O Estado assumia o papel de guardião da moral privada, convertendo conflitos íntimos em matéria criminal. A honra, nesse contexto, era compreendida como um bem social objetivo, muitas vezes associado à reputação pública, ao “nome da família” e à imagem perante a comunidade.
Do ponto de vista filosófico, trata-se de um modelo típico das sociedades tradicionais, nas quais o indivíduo existe subordinado ao grupo, e a liberdade pessoal cede espaço à preservação da ordem social.
A revogação do crime de adultério em 2005 não foi um gesto isolado do legislador, mas o reflexo de um processo mais amplo de transformação cultural e jurídica.
A Constituição de 1988 marcou essa inflexão ao consagrar:
- A dignidade da pessoa humana;
- A liberdade;
- A intimidade e a vida privada;
- A igualdade entre homens e mulheres.
A partir daí, consolidou-se a compreensão de que o Estado não deve punir penalmente escolhas afetivas, ainda que moralmente reprováveis para alguns. O adultério deixou de ser um problema público e passou a ser reconhecido como um conflito da esfera privada, a ser tratado, quando necessário, pelo Direito Civil.
O conceito de honra também amadureceu. Antes vista como valor externo, ligado à imagem pública, hoje ela é compreendida de forma mais complexa, incluindo:
- Autoestima;
- Identidade pessoal;
- Estabilidade emocional.
A psicologia ajuda a explicar essa mudança. A traição pode gerar sofrimento intenso, sentimentos de rejeição, humilhação e quebra de confiança. No entanto, esses efeitos não são automáticos nem universais. Dependem da história do casal, da forma como a infidelidade ocorreu, da exposição pública e da capacidade subjetiva de enfrentamento. É justamente por isso que a simples existência do adultério não pode, por si só, gerar responsabilização jurídica.

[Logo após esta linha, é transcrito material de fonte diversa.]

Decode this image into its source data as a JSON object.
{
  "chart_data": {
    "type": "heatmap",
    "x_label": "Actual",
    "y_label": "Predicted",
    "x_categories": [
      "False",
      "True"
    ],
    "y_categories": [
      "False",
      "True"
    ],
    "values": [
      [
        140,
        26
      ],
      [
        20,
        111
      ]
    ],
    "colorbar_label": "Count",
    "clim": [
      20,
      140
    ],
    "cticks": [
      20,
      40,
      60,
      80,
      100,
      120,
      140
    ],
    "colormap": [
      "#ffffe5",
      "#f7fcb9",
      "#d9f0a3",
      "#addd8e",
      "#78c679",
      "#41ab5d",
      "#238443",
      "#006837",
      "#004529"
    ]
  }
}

Nos últimos anos, os tribunais passaram a admitir, em situações específicas, a possibilidade de indenização por dano moral decorrente de infidelidade conjugal. Mas o critério é rigoroso, como deve ser. O entendimento predominante, inclusive no âmbito do STJ, é de que, o adultério, isoladamente, não gera dever de indenizar A responsabilização civil só é admitida quando há circunstâncias agravantes, como:
- Exposição pública humilhante,
- Conduta vexatória,
- Abuso psicológico,
- Violação deliberada da dignidade do cônjuge.
Assim, a indenização não pune a traição em si, mas o modo como ela foi praticada. Essa distinção é essencial para evitar que o Judiciário se transforme em um tribunal moral, reeditando, agora sob a roupagem civil, a lógica punitiva do antigo crime de adultério.

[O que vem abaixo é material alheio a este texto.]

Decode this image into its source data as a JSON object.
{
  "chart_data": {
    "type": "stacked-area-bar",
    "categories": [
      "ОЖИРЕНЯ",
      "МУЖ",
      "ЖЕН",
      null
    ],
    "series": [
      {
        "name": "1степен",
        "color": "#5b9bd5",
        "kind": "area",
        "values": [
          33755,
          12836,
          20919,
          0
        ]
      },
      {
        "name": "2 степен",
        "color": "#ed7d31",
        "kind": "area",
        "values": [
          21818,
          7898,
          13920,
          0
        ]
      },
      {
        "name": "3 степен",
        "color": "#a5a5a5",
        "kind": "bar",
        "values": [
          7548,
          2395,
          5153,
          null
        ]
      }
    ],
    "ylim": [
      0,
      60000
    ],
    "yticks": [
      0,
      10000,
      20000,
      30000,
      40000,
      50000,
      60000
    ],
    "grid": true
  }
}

A postura dos tribunais brasileiros revelam um esforço de equilíbrio. Nem banalização do sofrimento, nem retorno ao moralismo penal. O STF, ao longo de sua jurisprudência constitucional, reforça que:
- A intimidade e a vida privada são esferas protegidas;
- O Estado não pode impor modelos afetivos;
- O Direito não existe para vigiar sentimentos.
O Judiciário, portanto, atua como mediador excepcional, apenas quando o conflito conjugal transborda para uma violação concreta de direitos da personalidade.

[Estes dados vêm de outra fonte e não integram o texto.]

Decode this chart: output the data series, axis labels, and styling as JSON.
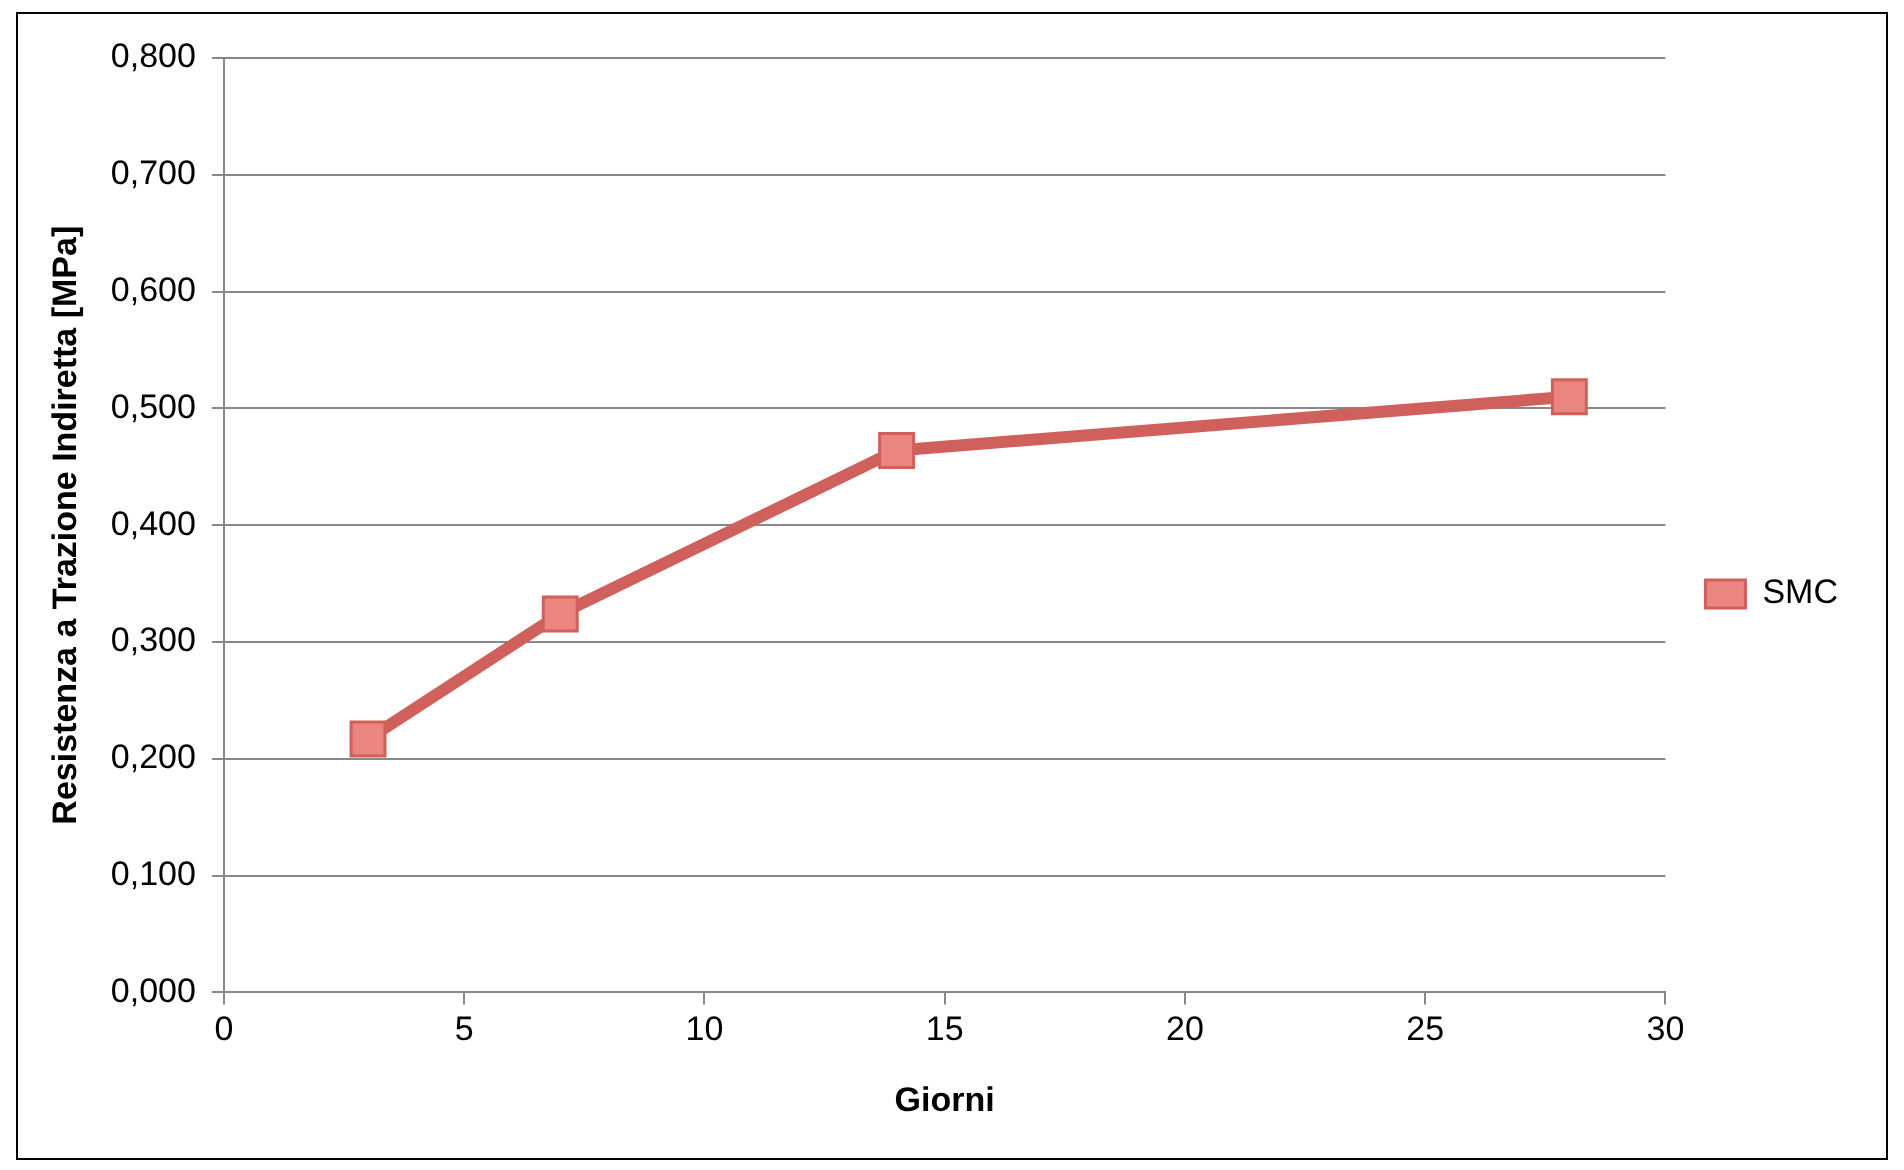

A retirada do adultério do campo penal simboliza um avanço civilizatório. Revela uma sociedade mais consciente de que:
- Relações afetivas não se regulam pela coerção;
- Dor emocional exige cuidado, não vingança;
- Justiça não se confunde com punição moral.
Falar em reparação civil pode ser justo, desde que analisado caso a caso, com sensibilidade jurídica, psicológica e humana. O amadurecimento social não está em negar o sofrimento, mas em reconhecer que nem toda dor é juridicamente indenizável, e que a liberdade afetiva, ainda que imperfeita, é parte essencial da dignidade humana.
Como juiz de paz, a experiência prática demonstra que o casamento civil não se sustenta pela coerção estatal, mas pelo respeito mútuo e pela autonomia das partes. Ao Direito cabe intervir apenas quando a dor se converte em violação concreta de direitos, preservando a dignidade, a liberdade e a maturidade das relações afetivas.